LA FRANCIA SOLITARIA



Violeta Yangüela
En visita realizada a Mali, el presidente francés François Hollande ha afirmado que “el terrorismo ha sido repelido pero no está vencido.  Hoy pagamos la deuda que teníamos con ustedes.  Su país va a conocer una nueva independencia, la victoria sobre el terrorismo.  No se repara una injusticia con otra, deben vencer a los criminales pero respetando  los derechos humanos”.
Tres son los argumentos que sustentan esas declaraciones.
La intervención de Francia en Mali es combatir el terrorismo de los fundamentalistas    islámicos que amenazaban con  tomar el control de la capital del país lo que significaba el total control del territorio.
La otra argumentación es el respeto a los derechos humanos, lo que indica un sistema democrático de gobierno fundamentado en la libertad de los ciudadanos. El ministro de Defensa francés Jean-Yves Le Drian ha sido más específico.  “Sentimos orgullo por la eficacia de las fuerzas francesas y orgullo por haber devuelto a Mali su libertad. En Malí va a haber elecciones, y Francia no intervendrá. Creo que es una señal importante para toda África.  Hemos intervenido para devolverle a los malienses su libertad perdida”.
A propósito, en el inglés de los americanos le llaman freedom.
Una tercera argumentación, aunque no explicita, ha sido el pedido del presidente de Mali a Francia del envío de tropas para evitar el control total del país por los grupos terroristas.
Y sin ninguna duda lo más trascendente e importante  es que la intervención francesa en el país africano obtiene de Naciones Unidas el “permiso” de intervención con el acompañamiento de tropas africanas de los países vecinos.
Parecería que ésta guerra cumple con todos los requisitos. 
Por una parte es una guerra de legítima defensa.

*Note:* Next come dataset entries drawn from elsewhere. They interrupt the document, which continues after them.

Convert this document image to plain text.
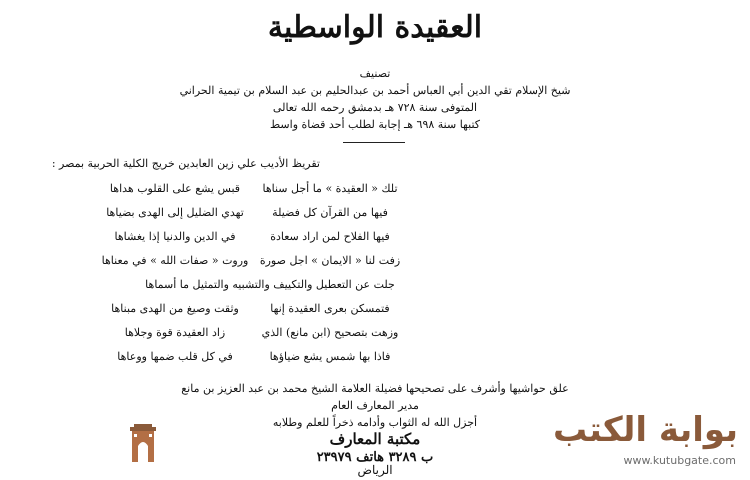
العقيدة الواسطية
تصنيف
شيخ الإسلام تقي الدين أبي العباس أحمد بن عبدالحليم بن عبد السلام بن تيمية الحراني
المتوفى سنة ٧٢٨ هـ بدمشق رحمه الله تعالى
كتبها سنة ٦٩٨ هـ إجابة لطلب أحد قضاة واسط
تقريظ الأديب علي زين العابدين خريج الكلية الحربية بمصر :
تلك « العقيدة » ما أجل سناها
قبس يشع على القلوب هداها
فيها من القرآن كل فضيلة
تهدي الضليل إلى الهدى بضياها
فيها الفلاح لمن اراد سعادة
في الدين والدنيا إذا يغشاها
زفت لنا « الايمان » اجل صورة
وروت « صفات الله » في معناها
جلت عن التعطيل والتكييف والتشبيه والتمثيل ما أسماها
فتمسكن بعرى العقيدة إنها
وثقت وصيغ من الهدى مبناها
وزهت بتصحيح (ابن مانع) الذي
زاد العقيدة قوة وجلاها
فاذا بها شمس يشع ضياؤها
في كل قلب ضمها ووعاها
علق حواشيها وأشرف على تصحيحها فضيلة العلامة الشيخ محمد بن عبد العزيز بن مانع
مدير المعارف العام
أجزل الله له الثواب وأدامه ذخراً للعلم وطلابه
مكتبة المعارف
ب ٣٢٨٩ هاتف ٢٣٩٧٩
الرياض
بوابة الكتب
www.kutubgate.com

De no haber sido por los franceses, los terroristas se hacen dueños del país.
Es una guerra moral.  El mal existe y se hace necesario enfrentarlo.
También es una guerra por la libertad.  Es decir, de los valores democráticos y por último es una guerra legitimada. Ha contado con el beneplácito de la comunidad de las Naciones Unidas.
Sin embargo, con todas estas justificaciones y aprobación de la ONU, los países “occidentales” solo aportan su apoyo logístico por lo que Francia parecería quedarse sola en el envío de tropas al terreno del conflicto y en el financiamiento.          
 ¿Atolladero francés que la comunidad “occidental” no quiere compartir? ¿El fantasma de Afganistán? ¿Tendrá Francia que construir una nación con su financiamiento y su presencia militar? ¿Nation building en francés? Dice el ministro de Asuntos Exteriores, Laurent Favious, que Francia no tiene vocación de perpetuarse en Mali y abandonaría el país tan pronto como se hubiera expulsado del norte a los yihadistas.
 Al parecer Francia ha tenido que comenzar  una búsqueda.  ¿Dónde están los aliados?  Se buscan socios.
Mientras tanto, parecería que el presidente Hollande ha logrado una transformación de la  imagen de un presidente débil a un audaz líder guerrero. De acuerdo a una encuesta realizada entre el 4 y el 6 de febrero, el apoyo a la intervención militar de los votantes de izquierda es del 90% y de los conservadores es del 73%.